Emme has been spending hours in the tree. The last several weeks she will disappear from the house, and if I go out after her later I find her perched on a branch looking out over the meadow, or doing pull-ups thirty feet above the ground, or just roaming about among the branches. That she has found a place like this to go for a bit of tranquility, to be by herself, and be nourished, makes me deeply happy. Like Claire slipping out of the house at night after the rest of us are in bed to go walking down meadow paths in the moonlight.
Saturday afternoon I’m playing around with the cajon and I see Emme walk out of the house carrying a book. I practice for another half hour, then grab a book and head out after her. As I guess, she is up in the tree in her favorite spot, book open in her lap. She says she doesn’t mind if I join her so I climb up and find a spot of my own.
I like the juxtaposition of grainy paper and print against the rough bark of the tree. The stark contrast between black ink and cream paper, all sharp edges and definition on the one hand; and on the other the softly shaded grays and textures of trunk and branch, and luminous green leaves behind. I read for a while and then fish my phone out of my pocket and take some treebook pictures.
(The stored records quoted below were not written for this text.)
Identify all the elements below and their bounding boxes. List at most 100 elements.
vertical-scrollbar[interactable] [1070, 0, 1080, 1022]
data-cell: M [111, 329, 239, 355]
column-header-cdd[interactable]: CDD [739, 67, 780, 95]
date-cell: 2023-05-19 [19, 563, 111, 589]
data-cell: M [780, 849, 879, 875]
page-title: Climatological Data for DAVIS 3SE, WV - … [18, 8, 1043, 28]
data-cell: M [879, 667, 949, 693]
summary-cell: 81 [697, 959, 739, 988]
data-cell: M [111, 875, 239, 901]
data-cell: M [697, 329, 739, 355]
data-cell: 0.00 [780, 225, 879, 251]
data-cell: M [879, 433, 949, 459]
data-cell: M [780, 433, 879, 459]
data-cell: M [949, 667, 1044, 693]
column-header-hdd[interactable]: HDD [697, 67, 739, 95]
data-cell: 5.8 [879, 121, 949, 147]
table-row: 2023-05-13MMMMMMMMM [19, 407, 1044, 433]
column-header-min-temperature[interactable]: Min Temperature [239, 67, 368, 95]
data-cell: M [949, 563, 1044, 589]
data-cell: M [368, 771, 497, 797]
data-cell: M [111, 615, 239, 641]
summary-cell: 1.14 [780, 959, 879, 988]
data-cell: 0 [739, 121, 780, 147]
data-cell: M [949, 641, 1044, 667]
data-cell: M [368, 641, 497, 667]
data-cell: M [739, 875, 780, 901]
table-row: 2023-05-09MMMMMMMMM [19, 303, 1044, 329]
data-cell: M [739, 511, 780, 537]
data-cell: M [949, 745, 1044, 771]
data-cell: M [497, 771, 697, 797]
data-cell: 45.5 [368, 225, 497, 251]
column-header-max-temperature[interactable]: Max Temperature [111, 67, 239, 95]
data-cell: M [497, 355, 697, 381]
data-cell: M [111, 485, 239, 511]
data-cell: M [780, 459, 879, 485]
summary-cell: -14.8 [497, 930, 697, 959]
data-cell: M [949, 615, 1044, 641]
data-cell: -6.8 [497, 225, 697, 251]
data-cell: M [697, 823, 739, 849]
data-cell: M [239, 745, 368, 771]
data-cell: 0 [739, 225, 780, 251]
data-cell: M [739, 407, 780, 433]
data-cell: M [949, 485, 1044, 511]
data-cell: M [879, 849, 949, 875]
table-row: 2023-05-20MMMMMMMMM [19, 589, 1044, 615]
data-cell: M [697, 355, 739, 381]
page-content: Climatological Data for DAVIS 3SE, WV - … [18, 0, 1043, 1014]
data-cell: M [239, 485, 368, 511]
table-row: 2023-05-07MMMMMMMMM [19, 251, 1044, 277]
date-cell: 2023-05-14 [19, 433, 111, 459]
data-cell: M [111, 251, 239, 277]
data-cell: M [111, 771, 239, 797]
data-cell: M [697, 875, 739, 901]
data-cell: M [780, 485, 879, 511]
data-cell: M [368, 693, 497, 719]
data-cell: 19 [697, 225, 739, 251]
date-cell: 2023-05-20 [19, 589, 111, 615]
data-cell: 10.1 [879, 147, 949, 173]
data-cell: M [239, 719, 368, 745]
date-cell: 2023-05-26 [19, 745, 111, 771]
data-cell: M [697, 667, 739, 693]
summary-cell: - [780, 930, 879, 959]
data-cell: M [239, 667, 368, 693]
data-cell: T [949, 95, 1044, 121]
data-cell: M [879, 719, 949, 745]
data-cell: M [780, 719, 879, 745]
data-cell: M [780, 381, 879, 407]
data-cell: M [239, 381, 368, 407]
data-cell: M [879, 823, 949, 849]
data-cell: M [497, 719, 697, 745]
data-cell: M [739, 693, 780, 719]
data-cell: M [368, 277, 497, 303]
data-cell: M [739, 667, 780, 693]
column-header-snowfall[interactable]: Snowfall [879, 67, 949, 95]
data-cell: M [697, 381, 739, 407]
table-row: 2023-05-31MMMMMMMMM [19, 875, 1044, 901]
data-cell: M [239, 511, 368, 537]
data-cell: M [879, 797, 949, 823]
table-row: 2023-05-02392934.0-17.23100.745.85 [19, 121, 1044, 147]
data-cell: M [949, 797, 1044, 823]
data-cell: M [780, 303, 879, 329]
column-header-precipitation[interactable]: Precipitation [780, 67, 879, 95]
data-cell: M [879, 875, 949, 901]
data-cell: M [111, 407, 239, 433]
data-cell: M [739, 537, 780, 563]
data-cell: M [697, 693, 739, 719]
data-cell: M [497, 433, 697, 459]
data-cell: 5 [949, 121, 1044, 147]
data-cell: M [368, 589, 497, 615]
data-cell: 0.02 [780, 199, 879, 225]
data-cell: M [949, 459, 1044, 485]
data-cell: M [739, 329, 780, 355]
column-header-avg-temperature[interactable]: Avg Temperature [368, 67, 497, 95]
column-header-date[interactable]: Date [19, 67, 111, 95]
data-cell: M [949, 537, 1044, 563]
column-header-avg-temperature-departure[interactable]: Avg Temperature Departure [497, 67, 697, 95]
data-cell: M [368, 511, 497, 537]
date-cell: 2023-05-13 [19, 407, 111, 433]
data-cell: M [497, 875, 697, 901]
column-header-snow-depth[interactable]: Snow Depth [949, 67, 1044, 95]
We spend the next hour or so exploring the best places to read in the tree–some are uncomfortable, some are very uncomfortable: all are wonderful. At one point i am lying back on two branches where they cross and Emme is seated about six feet above me, facing the trunk. We read, we talk, we laze. We look up at the sky and laze some more.
It’s glorious. Why had I never thought of reading in the tree?
It is the quintessence of summer, its perfect culmination, coming at its very end. And the seed of fall already planted in its heart. Already sprouting.
Before long we’ll be able to climb this new tree.